I sat down. This information wasn’t easy to register, not on my feet.

“So you’re telling me that Drake’s house comes with some kind of empire, and all of the newbies want it, so you’re willing to jeopardize your possibilities of having kids to get it? Just to destroy it when you’re old?” I asked her.

“Yes. It doesn’t make sense to you now, but if you knew what I was referring to you’d understand.”

“Mustafa has his own apartment but he’s still a servant?” I asked. “You’re telling me that also?”

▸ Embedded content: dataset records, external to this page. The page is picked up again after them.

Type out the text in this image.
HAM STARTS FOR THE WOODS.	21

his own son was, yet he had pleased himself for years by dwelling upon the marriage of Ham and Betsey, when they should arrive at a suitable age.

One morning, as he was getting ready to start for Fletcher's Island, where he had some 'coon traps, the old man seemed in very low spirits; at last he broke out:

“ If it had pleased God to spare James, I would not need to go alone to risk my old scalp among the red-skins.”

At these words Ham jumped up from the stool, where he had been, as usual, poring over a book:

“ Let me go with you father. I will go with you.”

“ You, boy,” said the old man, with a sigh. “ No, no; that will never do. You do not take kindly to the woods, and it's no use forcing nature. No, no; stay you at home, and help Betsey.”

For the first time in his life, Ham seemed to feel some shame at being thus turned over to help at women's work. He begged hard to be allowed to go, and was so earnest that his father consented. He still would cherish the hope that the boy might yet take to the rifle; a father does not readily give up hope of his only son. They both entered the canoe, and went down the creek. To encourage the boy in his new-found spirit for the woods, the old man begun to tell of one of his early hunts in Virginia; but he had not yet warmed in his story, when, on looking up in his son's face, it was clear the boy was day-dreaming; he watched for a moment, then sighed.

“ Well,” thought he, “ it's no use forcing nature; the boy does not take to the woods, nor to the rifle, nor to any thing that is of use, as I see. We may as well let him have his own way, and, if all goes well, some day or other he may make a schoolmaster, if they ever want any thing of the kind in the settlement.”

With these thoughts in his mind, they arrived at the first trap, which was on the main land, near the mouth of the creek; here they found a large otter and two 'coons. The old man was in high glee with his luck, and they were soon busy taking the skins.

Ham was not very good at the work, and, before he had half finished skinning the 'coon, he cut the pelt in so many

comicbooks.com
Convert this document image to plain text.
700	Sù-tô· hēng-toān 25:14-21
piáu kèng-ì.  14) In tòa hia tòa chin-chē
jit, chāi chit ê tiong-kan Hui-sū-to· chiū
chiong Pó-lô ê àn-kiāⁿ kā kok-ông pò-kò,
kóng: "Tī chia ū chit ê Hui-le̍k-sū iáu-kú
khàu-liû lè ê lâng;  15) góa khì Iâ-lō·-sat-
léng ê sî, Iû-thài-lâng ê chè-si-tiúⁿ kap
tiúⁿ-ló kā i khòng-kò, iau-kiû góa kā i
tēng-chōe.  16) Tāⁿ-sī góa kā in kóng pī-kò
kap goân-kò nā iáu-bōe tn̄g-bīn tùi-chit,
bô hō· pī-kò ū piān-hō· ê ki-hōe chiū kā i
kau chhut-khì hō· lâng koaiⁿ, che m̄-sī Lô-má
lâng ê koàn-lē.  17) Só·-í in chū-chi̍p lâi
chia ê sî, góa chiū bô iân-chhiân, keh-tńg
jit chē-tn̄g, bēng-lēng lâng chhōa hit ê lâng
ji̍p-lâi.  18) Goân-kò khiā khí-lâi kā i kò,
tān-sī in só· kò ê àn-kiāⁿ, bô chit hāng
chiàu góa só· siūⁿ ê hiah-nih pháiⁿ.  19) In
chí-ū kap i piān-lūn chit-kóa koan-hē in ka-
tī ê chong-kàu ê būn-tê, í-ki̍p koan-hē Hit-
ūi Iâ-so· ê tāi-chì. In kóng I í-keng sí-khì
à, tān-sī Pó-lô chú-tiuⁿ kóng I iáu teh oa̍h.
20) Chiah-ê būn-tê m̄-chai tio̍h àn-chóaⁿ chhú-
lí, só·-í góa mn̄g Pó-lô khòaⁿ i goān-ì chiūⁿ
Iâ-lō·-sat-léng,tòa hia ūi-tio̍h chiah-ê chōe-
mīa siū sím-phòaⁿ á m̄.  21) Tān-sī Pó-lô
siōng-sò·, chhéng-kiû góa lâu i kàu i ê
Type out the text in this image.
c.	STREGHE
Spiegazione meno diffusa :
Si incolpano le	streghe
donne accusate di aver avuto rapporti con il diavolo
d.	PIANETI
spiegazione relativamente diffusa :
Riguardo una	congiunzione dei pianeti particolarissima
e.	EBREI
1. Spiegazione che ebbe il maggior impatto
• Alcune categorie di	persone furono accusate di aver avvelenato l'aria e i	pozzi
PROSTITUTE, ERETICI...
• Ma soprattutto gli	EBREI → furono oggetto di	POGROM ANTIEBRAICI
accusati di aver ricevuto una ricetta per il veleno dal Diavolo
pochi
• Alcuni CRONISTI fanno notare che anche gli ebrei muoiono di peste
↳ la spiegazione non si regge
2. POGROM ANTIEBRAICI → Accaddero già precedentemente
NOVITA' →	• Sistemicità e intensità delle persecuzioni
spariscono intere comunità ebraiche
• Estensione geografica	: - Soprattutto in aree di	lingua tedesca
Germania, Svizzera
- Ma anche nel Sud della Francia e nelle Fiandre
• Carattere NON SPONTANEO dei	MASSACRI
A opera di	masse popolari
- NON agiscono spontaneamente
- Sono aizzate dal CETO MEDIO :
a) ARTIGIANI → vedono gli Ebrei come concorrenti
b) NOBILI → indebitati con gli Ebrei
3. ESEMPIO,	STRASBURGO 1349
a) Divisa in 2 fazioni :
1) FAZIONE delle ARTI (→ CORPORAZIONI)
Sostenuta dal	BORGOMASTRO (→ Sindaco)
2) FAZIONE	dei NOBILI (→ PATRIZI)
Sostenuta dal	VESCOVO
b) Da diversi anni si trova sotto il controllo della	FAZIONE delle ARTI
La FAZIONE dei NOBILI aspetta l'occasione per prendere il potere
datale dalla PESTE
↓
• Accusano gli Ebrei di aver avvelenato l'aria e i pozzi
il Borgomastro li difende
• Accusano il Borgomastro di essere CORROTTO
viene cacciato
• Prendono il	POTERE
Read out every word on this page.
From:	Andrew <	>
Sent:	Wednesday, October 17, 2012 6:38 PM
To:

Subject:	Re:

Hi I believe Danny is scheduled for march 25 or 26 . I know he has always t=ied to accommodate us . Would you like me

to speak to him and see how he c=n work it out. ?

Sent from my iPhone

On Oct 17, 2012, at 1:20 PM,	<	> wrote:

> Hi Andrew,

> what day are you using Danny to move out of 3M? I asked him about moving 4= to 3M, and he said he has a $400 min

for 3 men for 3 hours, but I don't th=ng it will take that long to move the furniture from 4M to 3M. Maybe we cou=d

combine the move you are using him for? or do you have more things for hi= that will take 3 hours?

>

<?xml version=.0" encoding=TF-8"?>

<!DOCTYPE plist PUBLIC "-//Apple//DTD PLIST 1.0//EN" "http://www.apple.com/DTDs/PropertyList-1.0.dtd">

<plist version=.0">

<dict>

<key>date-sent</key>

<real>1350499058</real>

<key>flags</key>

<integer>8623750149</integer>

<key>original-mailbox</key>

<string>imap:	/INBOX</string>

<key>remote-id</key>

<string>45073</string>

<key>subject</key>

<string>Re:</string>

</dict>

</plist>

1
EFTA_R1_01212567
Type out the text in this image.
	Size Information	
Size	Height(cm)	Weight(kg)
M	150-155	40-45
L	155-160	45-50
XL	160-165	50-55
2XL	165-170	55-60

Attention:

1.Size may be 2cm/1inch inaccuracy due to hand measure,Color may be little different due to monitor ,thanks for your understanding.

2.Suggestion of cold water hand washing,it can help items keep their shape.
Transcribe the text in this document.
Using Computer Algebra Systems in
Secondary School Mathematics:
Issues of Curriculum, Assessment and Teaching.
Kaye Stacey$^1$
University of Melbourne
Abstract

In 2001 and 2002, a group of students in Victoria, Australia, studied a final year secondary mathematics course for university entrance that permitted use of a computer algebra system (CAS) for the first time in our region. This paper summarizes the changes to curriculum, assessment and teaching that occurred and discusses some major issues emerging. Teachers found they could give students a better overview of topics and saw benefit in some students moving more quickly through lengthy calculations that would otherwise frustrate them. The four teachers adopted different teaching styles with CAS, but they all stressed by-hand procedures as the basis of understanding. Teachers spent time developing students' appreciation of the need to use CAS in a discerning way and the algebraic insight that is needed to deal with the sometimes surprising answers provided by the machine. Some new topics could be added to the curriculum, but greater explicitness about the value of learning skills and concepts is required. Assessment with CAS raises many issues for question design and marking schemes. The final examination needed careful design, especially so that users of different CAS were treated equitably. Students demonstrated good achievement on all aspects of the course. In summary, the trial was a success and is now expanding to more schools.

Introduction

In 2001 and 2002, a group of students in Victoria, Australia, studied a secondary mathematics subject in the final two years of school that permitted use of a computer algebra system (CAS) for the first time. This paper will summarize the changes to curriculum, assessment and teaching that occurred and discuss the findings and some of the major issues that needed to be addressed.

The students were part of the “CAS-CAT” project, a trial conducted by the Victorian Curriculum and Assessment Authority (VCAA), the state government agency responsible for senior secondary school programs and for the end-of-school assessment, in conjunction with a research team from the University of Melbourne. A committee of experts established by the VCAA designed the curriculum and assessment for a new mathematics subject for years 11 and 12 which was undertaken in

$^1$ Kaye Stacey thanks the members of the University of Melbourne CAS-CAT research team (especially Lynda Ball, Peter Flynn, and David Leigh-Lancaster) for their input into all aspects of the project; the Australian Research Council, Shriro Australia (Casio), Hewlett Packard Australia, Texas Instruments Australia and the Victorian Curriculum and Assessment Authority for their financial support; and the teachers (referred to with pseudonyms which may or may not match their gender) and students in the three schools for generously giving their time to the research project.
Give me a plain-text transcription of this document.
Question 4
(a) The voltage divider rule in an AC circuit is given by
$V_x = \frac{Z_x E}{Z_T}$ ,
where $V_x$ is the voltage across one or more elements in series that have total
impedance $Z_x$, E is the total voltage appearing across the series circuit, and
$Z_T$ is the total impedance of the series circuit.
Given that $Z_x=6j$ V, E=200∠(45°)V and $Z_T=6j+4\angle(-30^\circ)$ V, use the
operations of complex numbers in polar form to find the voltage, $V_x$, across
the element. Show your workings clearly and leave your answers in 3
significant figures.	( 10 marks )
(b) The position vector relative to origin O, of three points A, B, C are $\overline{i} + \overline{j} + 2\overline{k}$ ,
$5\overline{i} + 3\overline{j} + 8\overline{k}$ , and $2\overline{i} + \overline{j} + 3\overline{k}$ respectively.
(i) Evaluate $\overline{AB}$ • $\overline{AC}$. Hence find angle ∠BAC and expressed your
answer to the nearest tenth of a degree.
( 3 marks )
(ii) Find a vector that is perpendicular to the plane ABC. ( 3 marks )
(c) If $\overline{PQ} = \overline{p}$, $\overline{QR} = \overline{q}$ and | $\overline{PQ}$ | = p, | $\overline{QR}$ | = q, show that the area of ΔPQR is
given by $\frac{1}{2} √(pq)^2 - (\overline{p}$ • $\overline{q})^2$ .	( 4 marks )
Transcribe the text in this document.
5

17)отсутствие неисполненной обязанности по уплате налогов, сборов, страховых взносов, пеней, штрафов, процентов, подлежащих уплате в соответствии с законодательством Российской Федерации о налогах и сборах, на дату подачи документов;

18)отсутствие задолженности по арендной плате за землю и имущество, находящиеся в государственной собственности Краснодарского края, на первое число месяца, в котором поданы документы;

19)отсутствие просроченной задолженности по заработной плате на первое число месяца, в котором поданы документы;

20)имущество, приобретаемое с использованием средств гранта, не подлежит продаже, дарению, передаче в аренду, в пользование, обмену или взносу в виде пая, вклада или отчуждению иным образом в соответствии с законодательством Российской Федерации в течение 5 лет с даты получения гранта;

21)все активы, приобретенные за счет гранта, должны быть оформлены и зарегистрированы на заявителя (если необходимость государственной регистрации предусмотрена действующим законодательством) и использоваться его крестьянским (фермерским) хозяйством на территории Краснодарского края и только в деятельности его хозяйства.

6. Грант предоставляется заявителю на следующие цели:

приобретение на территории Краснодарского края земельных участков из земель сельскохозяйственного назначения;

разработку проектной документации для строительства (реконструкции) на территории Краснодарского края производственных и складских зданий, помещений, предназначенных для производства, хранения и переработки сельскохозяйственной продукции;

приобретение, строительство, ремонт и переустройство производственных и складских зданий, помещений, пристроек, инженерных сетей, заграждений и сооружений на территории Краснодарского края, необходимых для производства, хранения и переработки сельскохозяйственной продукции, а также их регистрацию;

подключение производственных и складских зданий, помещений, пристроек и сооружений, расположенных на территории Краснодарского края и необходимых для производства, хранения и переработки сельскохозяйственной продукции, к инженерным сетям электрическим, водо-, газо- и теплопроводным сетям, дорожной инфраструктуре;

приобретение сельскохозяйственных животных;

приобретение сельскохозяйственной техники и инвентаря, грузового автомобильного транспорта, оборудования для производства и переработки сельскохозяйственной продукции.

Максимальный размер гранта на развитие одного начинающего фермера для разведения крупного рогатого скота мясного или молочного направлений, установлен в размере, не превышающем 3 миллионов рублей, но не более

“It’s true. He’s a part of the empire. He won’t inherit it, but the ones who stay with Drake the longest do inherit something valuable. So even after Mustafa figured out a way to escape the grounds and get his own place, he stayed because he’s smart. Because of the possibility of riches.” Belphoebe’s champagne was finally finished. It seemed that her conversation was, also. What I’d discovered in the short time that she graced our presence was that she was alive, of course, Drake had some kind of kingdom that everyone wanted, and the servants stayed with him because they wanted to be rich. There was still so much that I didn’t understand, a large chunk of the puzzle still missing. I didn’t have the energy to address it. I felt disgusted with myself. I asked Belphoebe to leave, to go to Drake’s house or wherever she came from. She kissed my cheek before going, and waved goodbye to Keziah. I wiped my face and pushed past Keziah. I didn’t have time for her questions. All I could do, all I had left in me, was to go to bed.